News of the suicide cults always deeply disturbed and absorbed Cuthbert. For complicated reasons, his own views fell much in line with Harry9’s virulently anticultist propaganda. He despised everything about the cults. They apparently liked to watch the antiquated 1990s program Star Trek: The Next Generation, a fact that ruined the show for him. They always claimed they were “transiting” between the “lower” Animal Kingdom and what they termed “the Evolutionary Kingdom Level Above Human.” An enormous secret machine, built decades ago in London on two great sites, would come to life one day, and the machine, “The Gate,” would begin to suck in and dissolve all the souls of animals on earth, except for those humans who suicided themselves. It terrified Cuthbert.
Behind much of his odium was a fear that he, too, could on any day be contaminated, as millions of others on earth had, with an urge to exterminate himself and to “void” as many “lower” animals as he could poison. He could not allow this. He already owed the animals his heart. And what would become of the Wonderments if he were dead? What would become of Drystan? What would become of England?

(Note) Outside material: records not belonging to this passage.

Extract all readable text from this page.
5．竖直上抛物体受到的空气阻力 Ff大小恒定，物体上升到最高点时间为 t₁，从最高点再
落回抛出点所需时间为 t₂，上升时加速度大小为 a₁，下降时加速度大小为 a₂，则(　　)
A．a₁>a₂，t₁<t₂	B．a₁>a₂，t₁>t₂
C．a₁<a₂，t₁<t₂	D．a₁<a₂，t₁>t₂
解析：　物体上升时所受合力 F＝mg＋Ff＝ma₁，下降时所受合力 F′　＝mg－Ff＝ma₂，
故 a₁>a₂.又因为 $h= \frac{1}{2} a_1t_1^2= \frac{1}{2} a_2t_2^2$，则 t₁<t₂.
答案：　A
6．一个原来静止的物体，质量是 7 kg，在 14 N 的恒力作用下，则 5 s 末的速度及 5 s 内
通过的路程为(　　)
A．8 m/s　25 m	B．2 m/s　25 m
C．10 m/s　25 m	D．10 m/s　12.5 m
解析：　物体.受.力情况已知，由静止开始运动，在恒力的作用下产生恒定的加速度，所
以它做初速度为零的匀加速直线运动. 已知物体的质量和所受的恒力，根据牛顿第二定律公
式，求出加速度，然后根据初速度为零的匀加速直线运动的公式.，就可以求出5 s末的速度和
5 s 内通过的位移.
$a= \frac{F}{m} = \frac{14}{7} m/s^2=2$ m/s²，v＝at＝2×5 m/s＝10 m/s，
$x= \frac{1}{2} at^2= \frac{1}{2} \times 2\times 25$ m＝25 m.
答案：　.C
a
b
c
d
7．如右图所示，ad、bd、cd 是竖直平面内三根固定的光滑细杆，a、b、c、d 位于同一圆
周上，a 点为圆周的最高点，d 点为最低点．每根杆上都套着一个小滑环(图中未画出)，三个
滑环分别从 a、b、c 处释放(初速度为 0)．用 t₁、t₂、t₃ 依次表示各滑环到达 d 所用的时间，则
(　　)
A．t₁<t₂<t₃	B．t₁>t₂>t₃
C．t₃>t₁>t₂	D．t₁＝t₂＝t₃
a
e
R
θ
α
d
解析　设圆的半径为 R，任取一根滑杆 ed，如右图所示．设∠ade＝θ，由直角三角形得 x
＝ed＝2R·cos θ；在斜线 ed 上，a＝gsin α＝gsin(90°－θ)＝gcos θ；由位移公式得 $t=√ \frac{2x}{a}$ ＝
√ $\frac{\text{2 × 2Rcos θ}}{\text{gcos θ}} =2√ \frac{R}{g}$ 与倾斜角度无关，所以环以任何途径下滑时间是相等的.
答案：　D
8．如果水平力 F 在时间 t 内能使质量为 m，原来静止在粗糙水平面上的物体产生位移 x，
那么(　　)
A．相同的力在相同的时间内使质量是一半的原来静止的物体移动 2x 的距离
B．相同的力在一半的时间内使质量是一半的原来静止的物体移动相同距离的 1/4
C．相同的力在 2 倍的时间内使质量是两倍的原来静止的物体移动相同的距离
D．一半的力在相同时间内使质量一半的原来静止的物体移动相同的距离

He patted his hands around in the debris. When he felt what he was looking for, he lifted up a sleeve of the ripped-up shirt and found his pair of heavy-duty, twenty-two-inch bolt cutters. He had first spotted them—they were cut-price returns—in a B&Q DIY store while ducking out of the rain, and blagged the money the same day. He poked his little finger between the hardened blades, which were concealed in a blunt plastic green housing that looked, in profile, like reptilian jaws.